The Confederation of British Industry (CBI) has published their monthly survey of UK manufacturing, showing an easing in the recent downturn, Reuters reported on Tuesday, August 20.
Industrial order expectations from UK manufacturers reported a balance of -13% below normal. This was an improvement from the previous month’s balance of -34% and trumped a poll of economists who predicted a -23% balance.
The surpassing of the long-run average of -17% and the fact that factory bosses are not expected to increase prices in the immediate future lightens the picture.
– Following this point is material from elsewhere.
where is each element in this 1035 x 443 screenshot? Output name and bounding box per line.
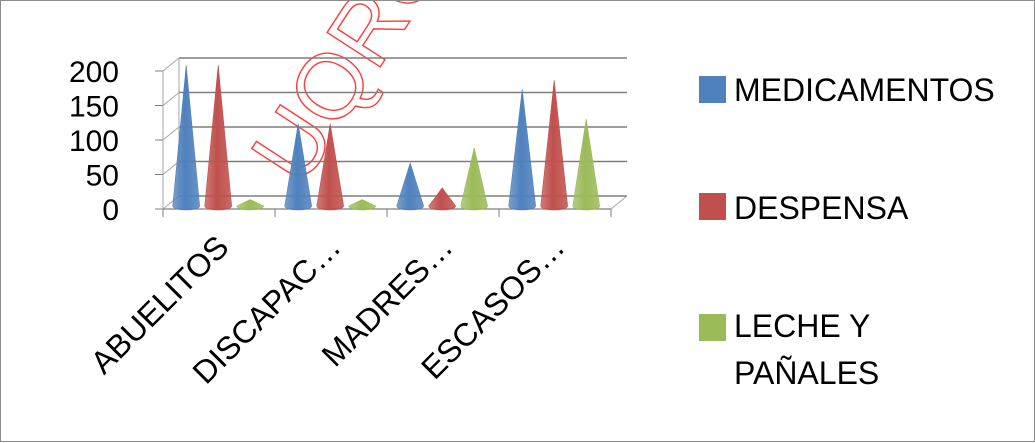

However, threats do persist.
The CBI’s deputy chief economist Anna Leach admitted that: “Despite signs of stabilisation in the data this month, UK manufacturers remain on the receiving end of a double whammy: the slowdown in the global economy and Brexit uncertainty.”
UK Manufacturing has seen some prominent crises in recent weeks, with the UK government stepping in with a £300 million support package to rescue British Steel and 4,000 jobs.
Not all of British Steel’s woes can be blamed on Brexit, however, the £15 billion Turkish firm poised to buy British Steel, Oyak announced this week plans to relocate another of their British based factories to Europe citing in part Brexit uncertainty.
Howard Archer, Chief Economic Advisor to the EY ITEM Club, a leading economic forecasting group, found a similar lack of investor confidence within the CBI report, tweeting that there “Doesn’t appear to be much sign of renewed stockbuilding in [the] survey”.